How do you build a single source of truth?
- Pick one number and follow it backward. Take last Friday's output and trace every place it is recorded, whiteboard, spreadsheet, ERP, report deck. Each copy you find is a fork to eliminate.
- Agree the definitions in writing. Gross or net, shift boundaries, what counts as downtime. One page, signed by production, quality, and finance. Steal from ISO 22400 rather than inventing.
- Capture once, at the source, digitally. Machine signal or station tablet, at the moment of the event. This is the step that kills the retype fork, and it is the heart of a paperless factory.
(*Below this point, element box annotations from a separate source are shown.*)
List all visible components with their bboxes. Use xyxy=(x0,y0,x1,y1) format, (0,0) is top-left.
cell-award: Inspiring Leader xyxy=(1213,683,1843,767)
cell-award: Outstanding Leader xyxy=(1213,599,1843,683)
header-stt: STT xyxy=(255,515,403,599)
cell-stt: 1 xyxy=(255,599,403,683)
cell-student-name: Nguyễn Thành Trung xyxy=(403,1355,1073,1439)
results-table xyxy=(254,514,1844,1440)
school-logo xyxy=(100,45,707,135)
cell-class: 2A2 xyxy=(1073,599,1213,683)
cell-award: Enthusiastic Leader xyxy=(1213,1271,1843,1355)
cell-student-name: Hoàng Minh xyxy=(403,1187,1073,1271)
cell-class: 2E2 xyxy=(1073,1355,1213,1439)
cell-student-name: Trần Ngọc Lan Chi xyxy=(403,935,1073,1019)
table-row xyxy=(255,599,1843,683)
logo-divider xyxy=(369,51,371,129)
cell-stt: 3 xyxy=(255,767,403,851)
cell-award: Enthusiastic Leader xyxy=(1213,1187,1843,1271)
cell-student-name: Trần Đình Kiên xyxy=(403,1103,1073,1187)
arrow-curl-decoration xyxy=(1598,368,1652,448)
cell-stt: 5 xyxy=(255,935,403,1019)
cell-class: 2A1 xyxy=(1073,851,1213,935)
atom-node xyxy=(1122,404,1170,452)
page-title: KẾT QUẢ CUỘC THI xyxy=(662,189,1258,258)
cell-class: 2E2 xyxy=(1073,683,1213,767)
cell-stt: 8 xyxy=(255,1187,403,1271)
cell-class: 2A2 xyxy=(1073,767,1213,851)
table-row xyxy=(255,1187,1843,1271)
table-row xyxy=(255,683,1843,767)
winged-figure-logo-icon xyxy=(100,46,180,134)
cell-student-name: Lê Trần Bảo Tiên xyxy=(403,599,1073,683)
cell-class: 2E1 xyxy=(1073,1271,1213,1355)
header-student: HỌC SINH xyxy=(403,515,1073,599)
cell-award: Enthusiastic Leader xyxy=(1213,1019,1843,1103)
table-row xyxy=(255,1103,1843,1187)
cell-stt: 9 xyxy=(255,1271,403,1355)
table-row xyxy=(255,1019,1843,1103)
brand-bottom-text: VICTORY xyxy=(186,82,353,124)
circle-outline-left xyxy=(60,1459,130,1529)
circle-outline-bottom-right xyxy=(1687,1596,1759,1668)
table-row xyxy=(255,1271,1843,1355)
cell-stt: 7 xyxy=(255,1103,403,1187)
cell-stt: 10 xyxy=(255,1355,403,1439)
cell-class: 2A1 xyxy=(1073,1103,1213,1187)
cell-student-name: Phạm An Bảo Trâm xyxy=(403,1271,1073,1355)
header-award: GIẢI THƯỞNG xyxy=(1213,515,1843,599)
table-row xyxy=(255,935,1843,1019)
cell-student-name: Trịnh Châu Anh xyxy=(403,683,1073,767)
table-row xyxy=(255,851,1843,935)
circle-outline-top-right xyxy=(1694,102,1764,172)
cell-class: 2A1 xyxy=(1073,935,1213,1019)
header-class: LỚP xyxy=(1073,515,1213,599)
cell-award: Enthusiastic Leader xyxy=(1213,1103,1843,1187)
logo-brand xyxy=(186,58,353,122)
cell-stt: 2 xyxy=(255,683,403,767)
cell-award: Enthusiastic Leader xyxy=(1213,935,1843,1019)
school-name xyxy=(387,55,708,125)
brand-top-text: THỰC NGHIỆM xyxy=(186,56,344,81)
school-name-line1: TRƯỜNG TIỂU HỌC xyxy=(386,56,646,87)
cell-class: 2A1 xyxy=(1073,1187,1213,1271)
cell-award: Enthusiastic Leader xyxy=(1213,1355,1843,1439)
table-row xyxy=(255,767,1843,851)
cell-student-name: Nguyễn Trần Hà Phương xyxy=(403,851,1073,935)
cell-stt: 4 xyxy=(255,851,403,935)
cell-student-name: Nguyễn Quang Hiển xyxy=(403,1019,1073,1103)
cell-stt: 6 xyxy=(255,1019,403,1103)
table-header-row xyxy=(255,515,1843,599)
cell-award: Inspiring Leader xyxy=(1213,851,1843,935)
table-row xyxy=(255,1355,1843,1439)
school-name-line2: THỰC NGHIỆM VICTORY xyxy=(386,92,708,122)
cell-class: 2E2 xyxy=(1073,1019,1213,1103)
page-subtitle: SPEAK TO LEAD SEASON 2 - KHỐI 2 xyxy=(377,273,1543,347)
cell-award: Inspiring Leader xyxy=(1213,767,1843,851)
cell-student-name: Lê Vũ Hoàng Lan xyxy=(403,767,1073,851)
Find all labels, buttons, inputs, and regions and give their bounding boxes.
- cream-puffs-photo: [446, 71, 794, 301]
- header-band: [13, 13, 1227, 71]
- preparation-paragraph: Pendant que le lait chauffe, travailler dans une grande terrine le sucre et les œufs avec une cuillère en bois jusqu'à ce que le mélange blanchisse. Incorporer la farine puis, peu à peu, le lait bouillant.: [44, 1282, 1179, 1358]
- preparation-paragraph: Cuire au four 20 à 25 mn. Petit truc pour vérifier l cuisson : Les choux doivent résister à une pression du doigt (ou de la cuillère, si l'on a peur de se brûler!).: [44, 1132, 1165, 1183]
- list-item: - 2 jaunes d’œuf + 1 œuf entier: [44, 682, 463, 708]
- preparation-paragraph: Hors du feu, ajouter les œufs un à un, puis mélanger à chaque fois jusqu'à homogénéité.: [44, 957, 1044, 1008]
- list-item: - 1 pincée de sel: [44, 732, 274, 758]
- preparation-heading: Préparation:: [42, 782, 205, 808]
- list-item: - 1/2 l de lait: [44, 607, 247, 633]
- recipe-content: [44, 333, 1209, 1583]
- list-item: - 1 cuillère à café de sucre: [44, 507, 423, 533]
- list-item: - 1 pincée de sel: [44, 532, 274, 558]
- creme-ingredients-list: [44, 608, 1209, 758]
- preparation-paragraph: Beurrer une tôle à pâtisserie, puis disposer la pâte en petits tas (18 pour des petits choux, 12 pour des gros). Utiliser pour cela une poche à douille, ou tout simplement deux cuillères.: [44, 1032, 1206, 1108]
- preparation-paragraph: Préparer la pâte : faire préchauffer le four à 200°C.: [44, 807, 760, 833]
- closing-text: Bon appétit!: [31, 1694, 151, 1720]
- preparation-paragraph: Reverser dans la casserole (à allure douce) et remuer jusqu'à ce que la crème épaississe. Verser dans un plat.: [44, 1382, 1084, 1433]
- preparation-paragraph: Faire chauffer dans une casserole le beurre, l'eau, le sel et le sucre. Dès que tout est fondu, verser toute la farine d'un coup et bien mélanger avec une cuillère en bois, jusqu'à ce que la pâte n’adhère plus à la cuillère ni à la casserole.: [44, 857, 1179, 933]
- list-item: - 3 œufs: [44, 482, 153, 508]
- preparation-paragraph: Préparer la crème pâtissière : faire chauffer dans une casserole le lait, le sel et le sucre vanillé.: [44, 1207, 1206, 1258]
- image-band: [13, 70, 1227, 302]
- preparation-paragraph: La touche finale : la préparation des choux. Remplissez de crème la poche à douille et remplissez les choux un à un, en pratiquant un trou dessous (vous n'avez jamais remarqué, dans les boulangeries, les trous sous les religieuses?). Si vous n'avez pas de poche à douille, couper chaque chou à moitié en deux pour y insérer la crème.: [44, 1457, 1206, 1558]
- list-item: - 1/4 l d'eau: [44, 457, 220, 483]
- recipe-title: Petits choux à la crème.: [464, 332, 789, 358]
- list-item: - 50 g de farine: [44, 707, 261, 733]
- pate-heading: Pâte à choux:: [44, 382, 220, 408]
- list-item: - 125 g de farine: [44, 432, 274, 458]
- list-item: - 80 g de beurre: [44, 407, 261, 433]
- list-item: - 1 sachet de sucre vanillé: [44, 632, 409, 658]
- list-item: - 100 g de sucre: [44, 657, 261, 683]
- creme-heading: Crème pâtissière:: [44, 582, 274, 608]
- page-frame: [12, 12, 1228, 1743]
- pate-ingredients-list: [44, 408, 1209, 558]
- Make every display a view. Floor screens, daily digital production reporting, and management rollups all read the same records. If a screen needs its own spreadsheet to exist, it is not done.
- Post to the ERP from the record. The ERP stays the system of record for orders and financials; it just stops being fed by hand. No rip-and-replace, different wiring.
- Retire the shadow copies deliberately. The parallel spreadsheet must be turned off, publicly, once the layer earns trust. Every surviving shadow copy is a standing vote of no confidence.
How does Harmony AI deliver one source of truth?
This is one of Harmony AI's founding commitments, stated on our homepage in six words: one source of truth, the same number in every report. Harmony AI is an AI-native MES, and the mechanism is exactly the source layer described above. We digitize capture at the station, connect the machines, and ingest the ERP, QMS, and SOPs you already run, along with the tribal knowledge your senior people carry, into one live model. Every app, screen, and report is a view of that model, and when the AI answers a question it cites the record it drew from, so a disputed number can be traced to its source in seconds instead of relitigated in meetings.
Honest scope note: getting there is partly organizational. Definitions have to be agreed, and shadow spreadsheets have to actually be retired, and no vendor can sign that page for you. What we can say is that the wiring works and the meetings change, which is what we watched happen while unifying live plant data at CLS. From there, one truth in one plant becomes the foundation for comparing many, the subject of real-time visibility across multiple plants, and for trusting the live numbers day to day, covered in what real-time manufacturing visibility means.